Marianne von Werefkin

Après la « raclée »

L’ami Erdé, ou R.D., prend sa calculette, nous présente le bilan électoral chiffré de dix années de militantisme pour la révolution citoyenne et l’écosocialisme dans l’agglomération bordelaise, et en tire des propositions.

La très vive déception ressentie après les européennes, partagée par beaucoup d’Insoumis et largement soulignée dans la presse, m’a conduit à reprendre systématiquement dans notre secteur nos résultats aux élections européennes, législatives et présidentielles depuis 2009, qu’il s’agisse de résultats du Front de Gauche ou de la FI.

Ce qui suit est fondé uniquement sur les résultats détaillés de Bordeaux, ce qui donne déjà une base relativement importante. Je pars d’abord des résultats globaux mais j’esquisse ponctuellement un examen plus précis, au niveau des cantons (anciens ou nouveaux) et parfois des bureaux, ce qui permet de repérer d’élection en élection ce que j’appellerais volontiers des tendances lourdes pas forcément visibles quand on est confronté aux déceptions qu’amène trop souvent la réalité.

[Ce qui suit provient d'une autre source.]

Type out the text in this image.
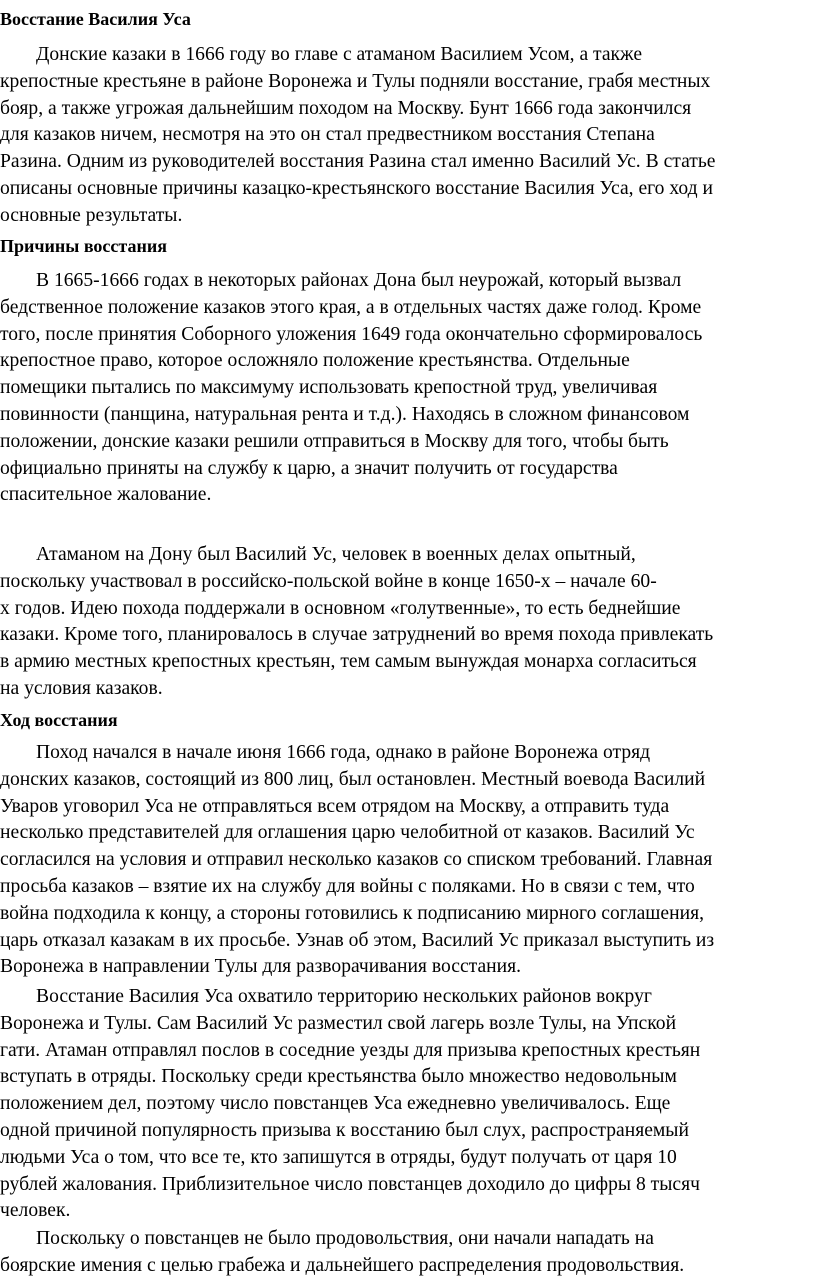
Восстание Василия Уса

Донские казаки в 1666 году во главе с атаманом Василием Усом, а также
крепостные крестьяне в районе Воронежа и Тулы подняли восстание, грабя местных
бояр, а также угрожая дальнейшим походом на Москву. Бунт 1666 года закончился
для казаков ничем, несмотря на это он стал предвестником восстания Степана
Разина. Одним из руководителей восстания Разина стал именно Василий Ус. В статье
описаны основные причины казацко-крестьянского восстание Василия Уса, его ход и
основные результаты.

Причины восстания

В 1665-1666 годах в некоторых районах Дона был неурожай, который вызвал
бедственное положение казаков этого края, а в отдельных частях даже голод. Кроме
того, после принятия Соборного уложения 1649 года окончательно сформировалось
крепостное право, которое осложняло положение крестьянства. Отдельные
помещики пытались по максимуму использовать крепостной труд, увеличивая
повинности (панщина, натуральная рента и т.д.). Находясь в сложном финансовом
положении, донские казаки решили отправиться в Москву для того, чтобы быть
официально приняты на службу к царю, а значит получить от государства
спасительное жалование.

Атаманом на Дону был Василий Ус, человек в военных делах опытный,
поскольку участвовал в российско-польской войне в конце 1650-х – начале 60-
х годов. Идею похода поддержали в основном «голутвенные», то есть беднейшие
казаки. Кроме того, планировалось в случае затруднений во время похода привлекать
в армию местных крепостных крестьян, тем самым вынуждая монарха согласиться
на условия казаков.

Ход восстания

Поход начался в начале июня 1666 года, однако в районе Воронежа отряд
донских казаков, состоящий из 800 лиц, был остановлен. Местный воевода Василий
Уваров уговорил Уса не отправляться всем отрядом на Москву, а отправить туда
несколько представителей для оглашения царю челобитной от казаков. Василий Ус
согласился на условия и отправил несколько казаков со списком требований. Главная
просьба казаков – взятие их на службу для войны с поляками. Но в связи с тем, что
война подходила к концу, а стороны готовились к подписанию мирного соглашения,
царь отказал казакам в их просьбе. Узнав об этом, Василий Ус приказал выступить из
Воронежа в направлении Тулы для разворачивания восстания.

Восстание Василия Уса охватило территорию нескольких районов вокруг
Воронежа и Тулы. Сам Василий Ус разместил свой лагерь возле Тулы, на Упской
гати. Атаман отправлял послов в соседние уезды для призыва крепостных крестьян
вступать в отряды. Поскольку среди крестьянства было множество недовольным
положением дел, поэтому число повстанцев Уса ежедневно увеличивалось. Еще
одной причиной популярность призыва к восстанию был слух, распространяемый
людьми Уса о том, что все те, кто запишутся в отряды, будут получать от царя 10
рублей жалования. Приблизительное число повстанцев доходило до цифры 8 тысяч
человек.

Поскольку о повстанцев не было продовольствия, они начали нападать на
боярские имения с целью грабежа и дальнейшего распределения продовольствия.
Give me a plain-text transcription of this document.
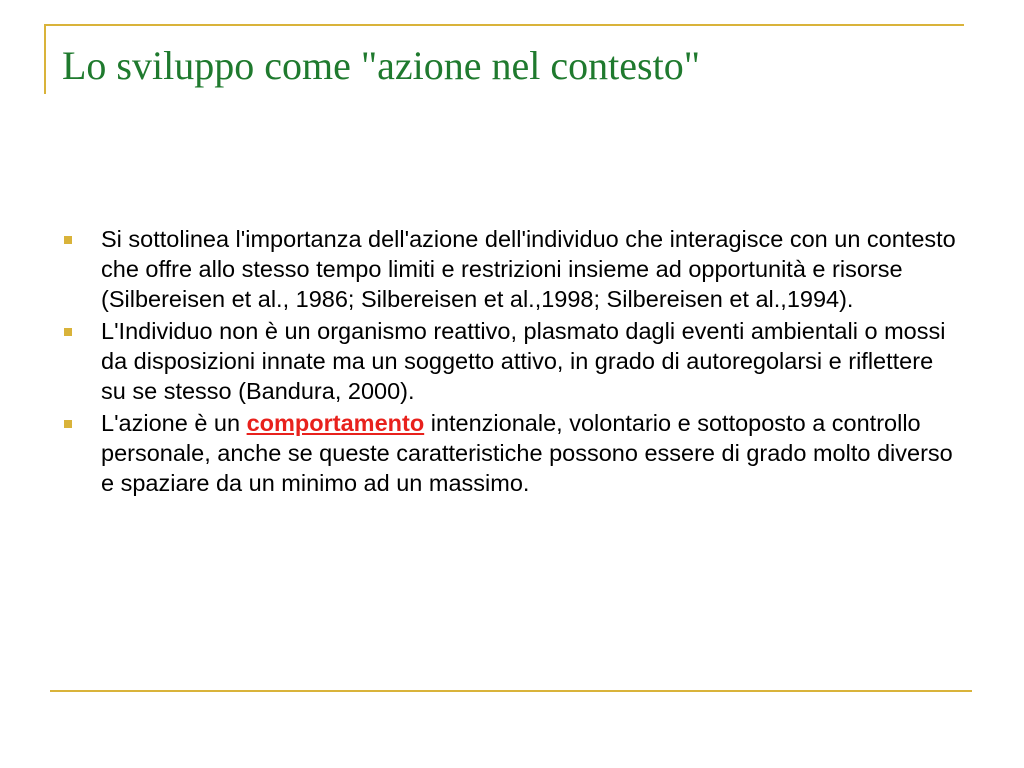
Lo sviluppo come "azione nel contesto"
Si sottolinea l'importanza dell'azione dell'individuo che interagisce con un contesto che offre allo stesso tempo limiti e restrizioni insieme ad opportunità e risorse (Silbereisen et al., 1986; Silbereisen et al.,1998; Silbereisen et al.,1994).
L'Individuo non è un organismo reattivo, plasmato dagli eventi ambientali o mossi da disposizioni innate ma un soggetto attivo, in grado di autoregolarsi e riflettere su se stesso (Bandura, 2000).
L'azione è un comportamento intenzionale, volontario e sottoposto a controllo personale, anche se queste caratteristiche possono essere di grado molto diverso e spaziare da un minimo ad un massimo.
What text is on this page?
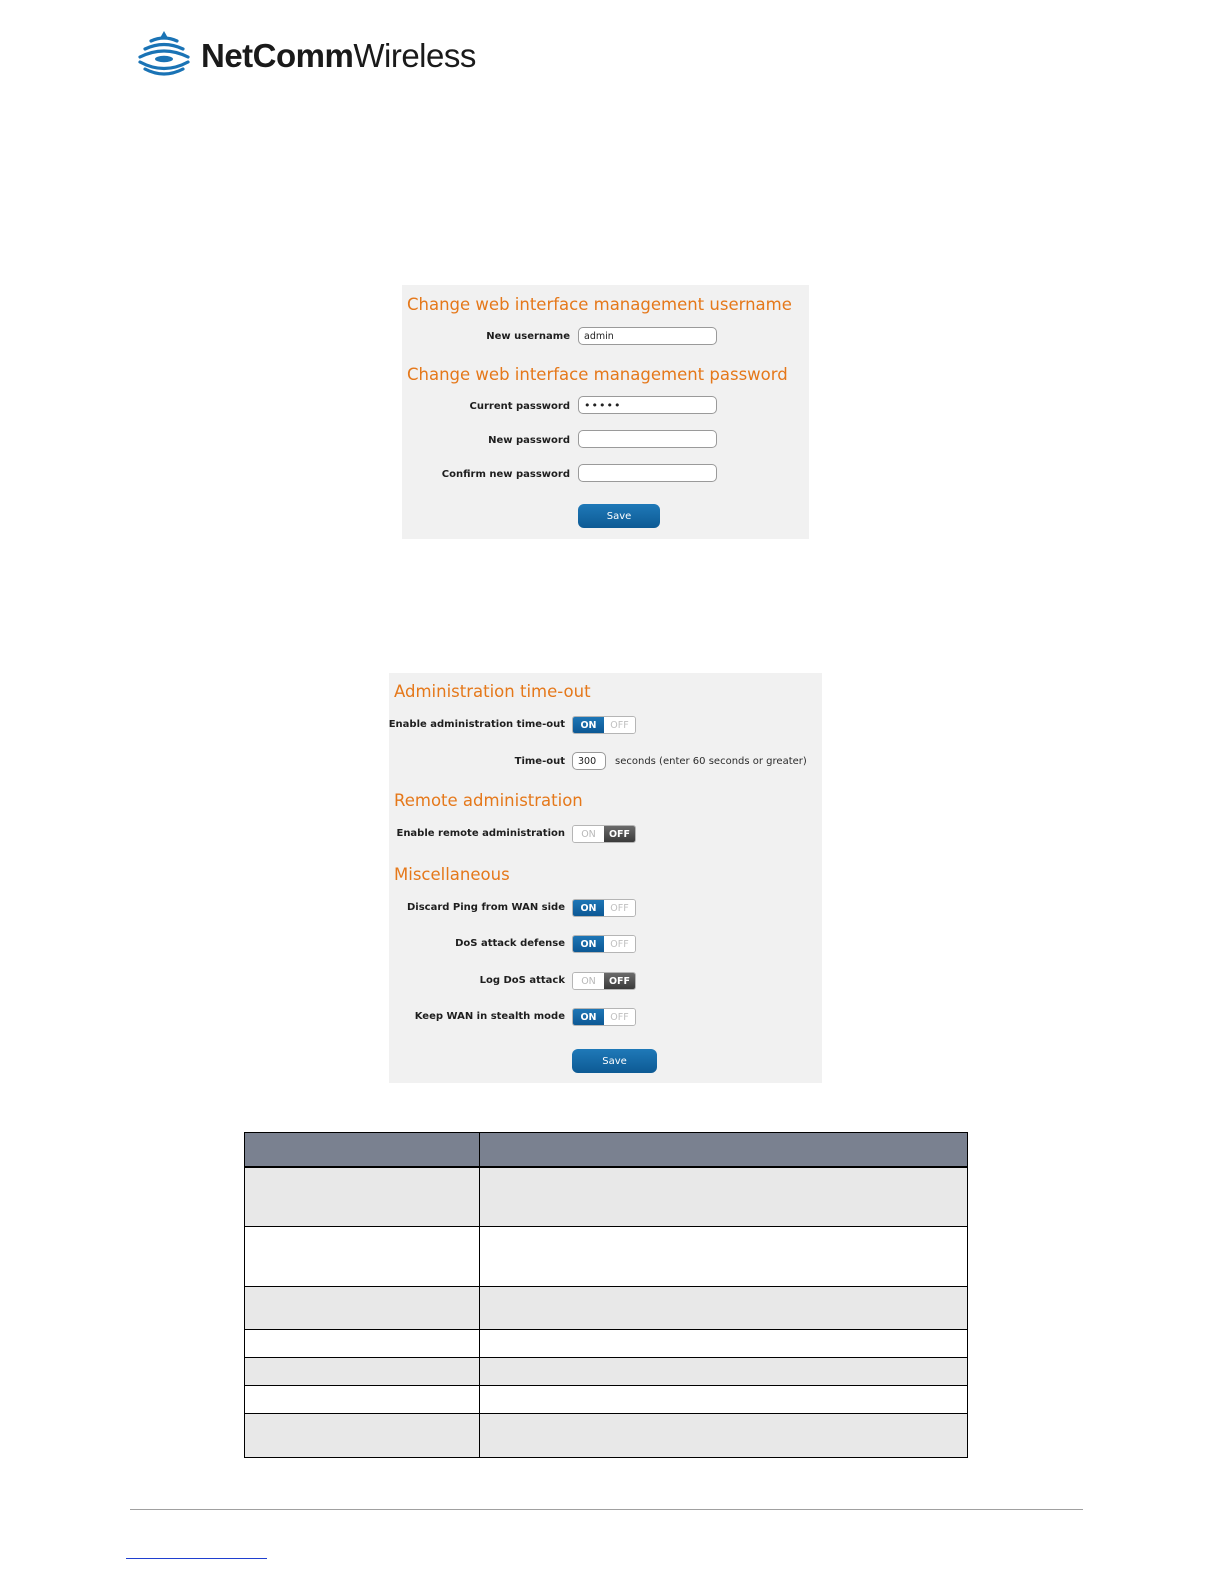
NetCommWireless
Change web interface management username
New username
admin
Change web interface management password
Current password
•••••
New password
Confirm new password
Save
Administration time-out
Enable administration time-out	ON	OFF
Time-out
300	seconds (enter 60 seconds or greater)
Remote administration
Enable remote administration	ON	OFF
Miscellaneous
Discard Ping from WAN side	ON	OFF
DoS attack defense	ON	OFF
Log DoS attack	ON	OFF
Keep WAN in stealth mode	ON	OFF
Save
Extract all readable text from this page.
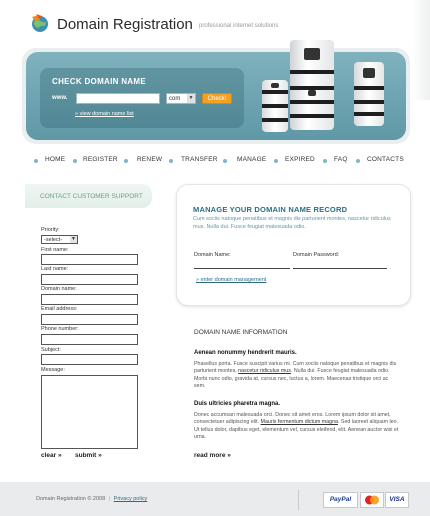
Domain Registration professional internet solutions
CHECK DOMAIN NAME
www.	com	▼	Check!
» view domain name list
HOME	REGISTER	RENEW	TRANSFER	MANAGE	EXPIRED	FAQ	CONTACTS
CONTACT CUSTOMER SUPPORT
Priority:
-select-	▼
First name:
Last name:
Domain name:
Email address:
Phone number:
Subject:
Message:
clear » submit »
MANAGE YOUR DOMAIN NAME RECORD
Cum sociis natoque penatibus et magnis dis parturient montes, nascetur ridiculus mus. Nulla dui. Fusce feugiat malesuada odio.
Domain Name:	Domain Password:
» enter domain management
DOMAIN NAME INFORMATION
Aenean nonummy hendrerit mauris.
Phasellus porta. Fusce suscipit varius mi. Cum sociis natoque penatibus et magnis dis parturient montes, nascetur ridiculus mus. Nulla dui. Fusce feugiat malesuada odio. Morbi nunc odio, gravida at, cursus nec, luctus a, lorem. Maecenas tristique orci ac sem.
Duis ultricies pharetra magna.
Donec accumsan malesuada orci. Donec sit amet eros. Lorem ipsum dolor sit amet, consectetuer adipiscing elit. Mauris fermentum dictum magna. Sed laoreet aliquam leo. Ut tellus dolor, dapibus eget, elementum vel, cursus eleifend, elit. Aenean auctor wisi et urna.
read more »
Domain Registration © 2008 | Privacy policy	PayPal	VISA
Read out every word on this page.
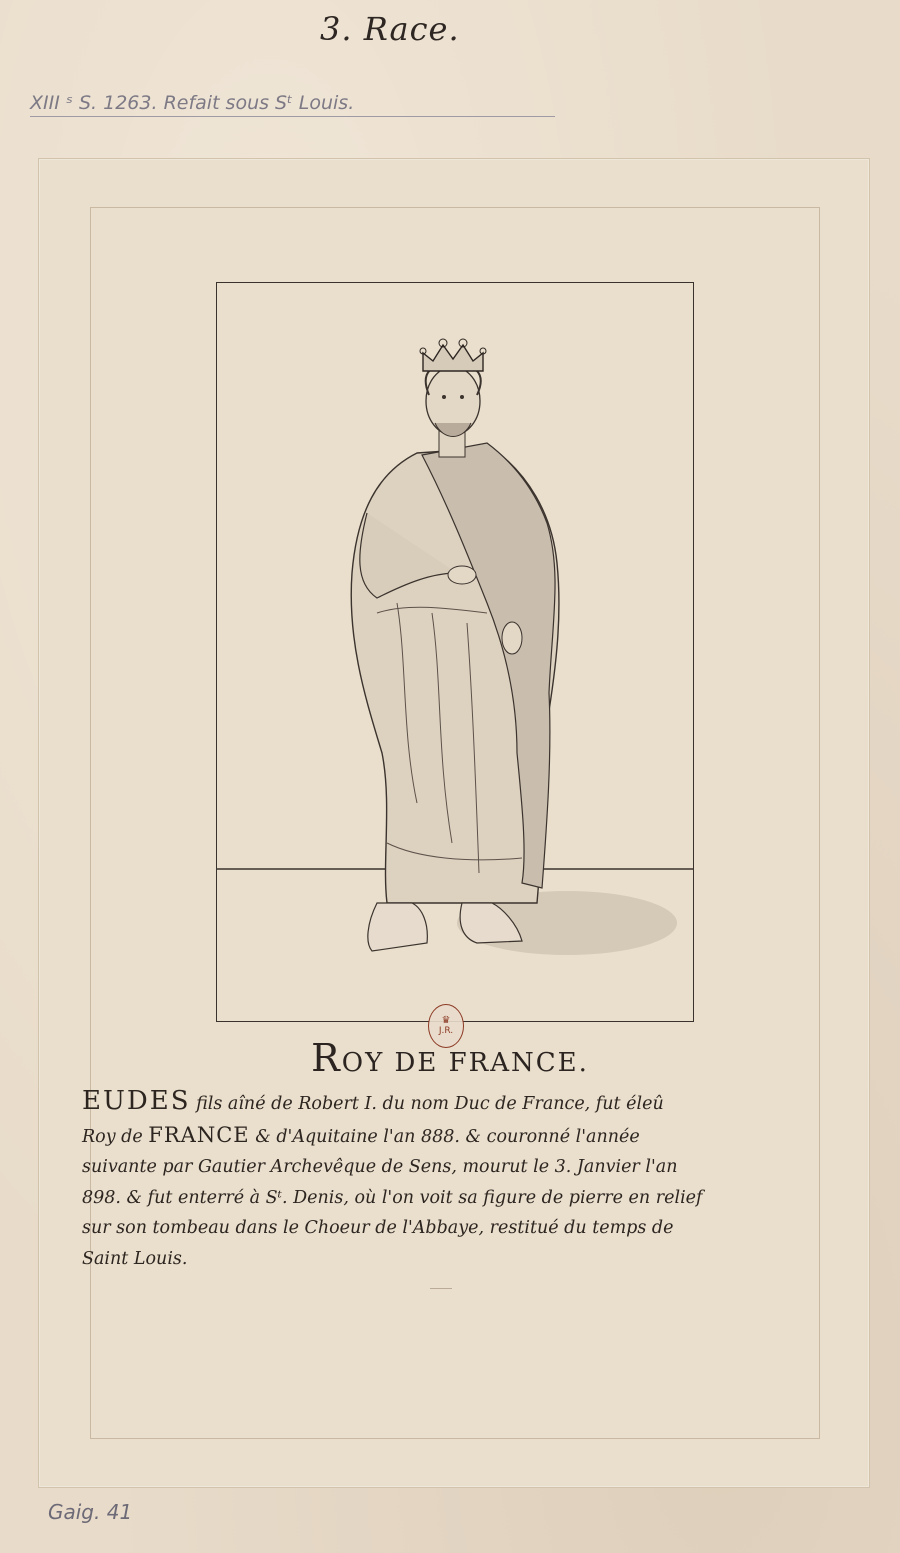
3. Race.
XIII ˢ S. 1263. Refait sous Sᵗ Louis.
♛
J.R.
ROY DE FRANCE.
EUDES fils aîné de Robert I. du nom Duc de France, fut éleû
Roy de FRANCE & d'Aquitaine l'an 888. & couronné l'année
suivante par Gautier Archevêque de Sens, mourut le 3. Janvier l'an
898. & fut enterré à Sᵗ. Denis, où l'on voit sa figure de pierre en relief
sur son tombeau dans le Choeur de l'Abbaye, restitué du temps de
Saint Louis.
Gaig. 41
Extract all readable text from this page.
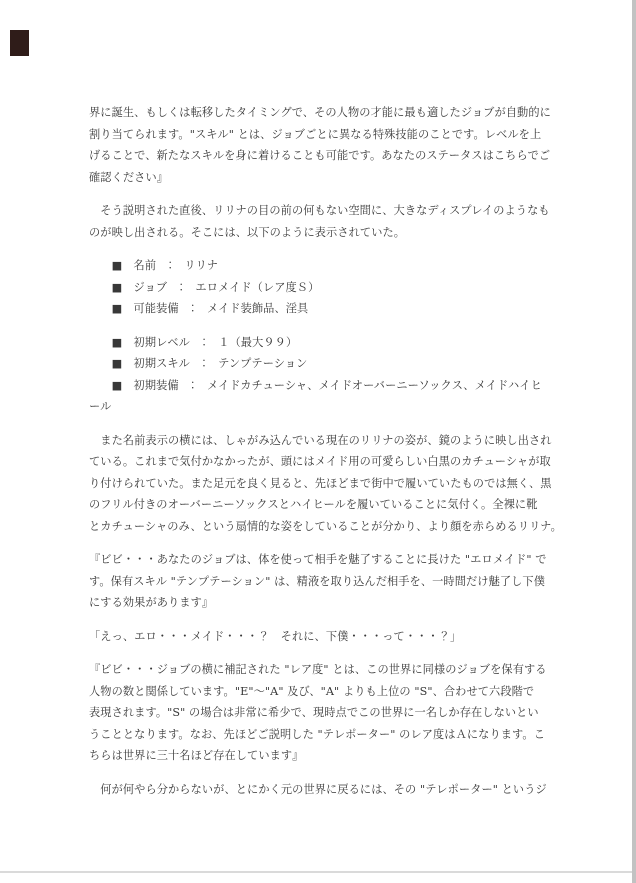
界に誕生、もしくは転移したタイミングで、その人物の才能に最も適したジョブが自動的に
割り当てられます。"スキル" とは、ジョブごとに異なる特殊技能のことです。レベルを上
げることで、新たなスキルを身に着けることも可能です。あなたのステータスはこちらでご
確認ください』
　そう説明された直後、リリナの目の前の何もない空間に、大きなディスプレイのようなも
のが映し出される。そこには、以下のように表示されていた。
　　■　名前　：　リリナ
　　■　ジョブ　：　エロメイド（レア度Ｓ）
　　■　可能装備　：　メイド装飾品、淫具
　　■　初期レベル　：　１（最大９９）
　　■　初期スキル　：　テンプテーション
　　■　初期装備　：　メイドカチューシャ、メイドオーバーニーソックス、メイドハイヒ
ール
　また名前表示の横には、しゃがみ込んでいる現在のリリナの姿が、鏡のように映し出され
ている。これまで気付かなかったが、頭にはメイド用の可愛らしい白黒のカチューシャが取
り付けられていた。また足元を良く見ると、先ほどまで街中で履いていたものでは無く、黒
のフリル付きのオーバーニーソックスとハイヒールを履いていることに気付く。全裸に靴
とカチューシャのみ、という扇情的な姿をしていることが分かり、より顔を赤らめるリリナ。
『ビビ・・・あなたのジョブは、体を使って相手を魅了することに長けた "エロメイド" で
す。保有スキル "テンプテーション" は、精液を取り込んだ相手を、一時間だけ魅了し下僕
にする効果があります』
「えっ、エロ・・・メイド・・・？　それに、下僕・・・って・・・？」
『ビビ・・・ジョブの横に補記された "レア度" とは、この世界に同様のジョブを保有する
人物の数と関係しています。"E"〜"A" 及び、"A" よりも上位の "S"、合わせて六段階で
表現されます。"S" の場合は非常に希少で、現時点でこの世界に一名しか存在しないとい
うこととなります。なお、先ほどご説明した "テレポーター" のレア度はＡになります。こ
ちらは世界に三十名ほど存在しています』
　何が何やら分からないが、とにかく元の世界に戻るには、その "テレポーター" というジ
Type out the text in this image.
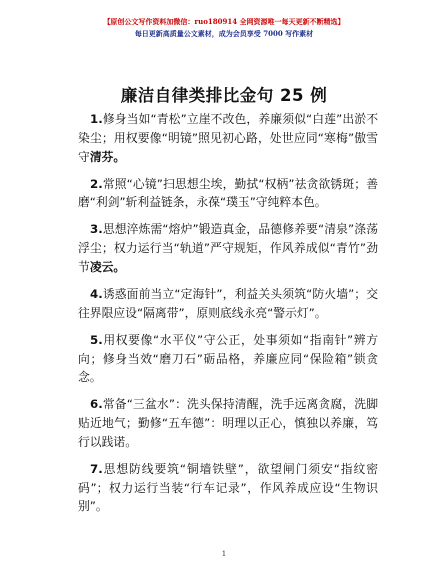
【原创公文写作资料加微信：ruo180914 全网资源唯一每天更新不断精选】
每日更新高质量公文素材，成为会员享受 7000 写作素材
廉洁自律类排比金句 25 例

1.修身当如“青松”立崖不改色，养廉须似“白莲”出淤不染尘；用权要像“明镜”照见初心路，处世应同“寒梅”傲雪守清芬。

2.常照“心镜”扫思想尘埃，勤拭“权柄”祛贪欲锈斑；善磨“利剑”斩利益链条，永葆“璞玉”守纯粹本色。

3.思想淬炼需“熔炉”锻造真金，品德修养要“清泉”涤荡浮尘；权力运行当“轨道”严守规矩，作风养成似“青竹”劲节凌云。

4.诱惑面前当立“定海针”，利益关头须筑“防火墙”；交往界限应设“隔离带”，原则底线永亮“警示灯”。

5.用权要像“水平仪”守公正，处事须如“指南针”辨方向；修身当效“磨刀石”砺品格，养廉应同“保险箱”锁贪念。

6.常备“三盆水”：洗头保持清醒，洗手远离贪腐，洗脚贴近地气；勤修“五车德”：明理以正心，慎独以养廉，笃行以践诺。

7.思想防线要筑“铜墙铁壁”，欲望闸门须安“指纹密码”；权力运行当装“行车记录”，作风养成应设“生物识别”。

1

Le classeur que j’ai bricolé pour réunir ces résultats (ils sont pour la plupart disponibles sur le site data.gouv) est à la disposition de celles/ceux qui le demanderont malgré les défauts qu’il peut avoir : le grand nombre de données que dans certains cas j’ai dû recopier « à la main » peut en effet avoir engendré des erreurs, mais j’ai procédé à des vérifications entre mes totaux et les résultats globaux publiés sur le site du gouvernement, ce qui limite ce risque.

1ère « tendance lourde : nos résultats aux Européennes ont progressé en nombre de voix et globalement en pourcentage de 2009 à 2019:

  • En 2009, Jean-Luc, danss la dynamique du Front de Gauche naissant, obtient un score le plus souvent très éloigné des dernières contre-performances du PCF et notamment du score sanction infligé à la malheureuse Marie-George. C’est particulièrement vrai en termes de pourcentage. Sur Bordeaux Rive droite, dans un secteur où l’électorat populaire est très présent, le PCF obtenait aux législatives 3,35 % J-Luc obtient 9,29 % et double presque les voix, mais dans le canton qui inclut Bacalan (secteur où Vincent Maurin était un excellent candidat local du PCF) il obtient seulement un pourcentage proche de celui de ce dernier (9,20 contre 9,55) mais avec un déficit de 275 voix environ. Sur Bordeaux, il est à 3.367 voix et 5,99 %. Pour mémoire, Marie-George Buffet en 2007 avait obtenu 1.534 voix et 1,39 %…
  • En 2014, malgré les difficultés que traverse le Front de Gauche, Jean-Luc obtient à Bx 3.560 voix et 5,79 %. Le résultat en voix est donc en progression, certes modeste mais réelle. En revanche, l’abstention étant moins élevée, notre pourcentage est en diminution de 0,20 %. Un examen détaillé des résultats de certains bureaux ou de tel ou tel ancien canton (voir plus loin) montre qu’il y a eu en effet des difficultés mais, globalement, le nombre d’électeurs ayant voté pour JLM a un petit peu progressé.
  • En 2019, la tête de liste n’est plus JLM en personne mais il est très impliqué dans la campagne. La progression est cette fois plus nette : 4.725 voix et 6,20 %. Par rapport à 2014, 4.725 voix, c’est plus de 1.000 voix de mieux, presque un tiers (28,96 %) d’augmentation. Par rapport à 2009, c’est 1.368 voix de mieux et une augmentation de 40,33 %. Loïc Prud’homme et Marie Duret-Pujol ont donc eu raison de mettre en perspective dans leur lettre les résultats de 2019 avec les précédents. Reste la « raclée » bien réelle dont causait un insoumis « mal élevé »…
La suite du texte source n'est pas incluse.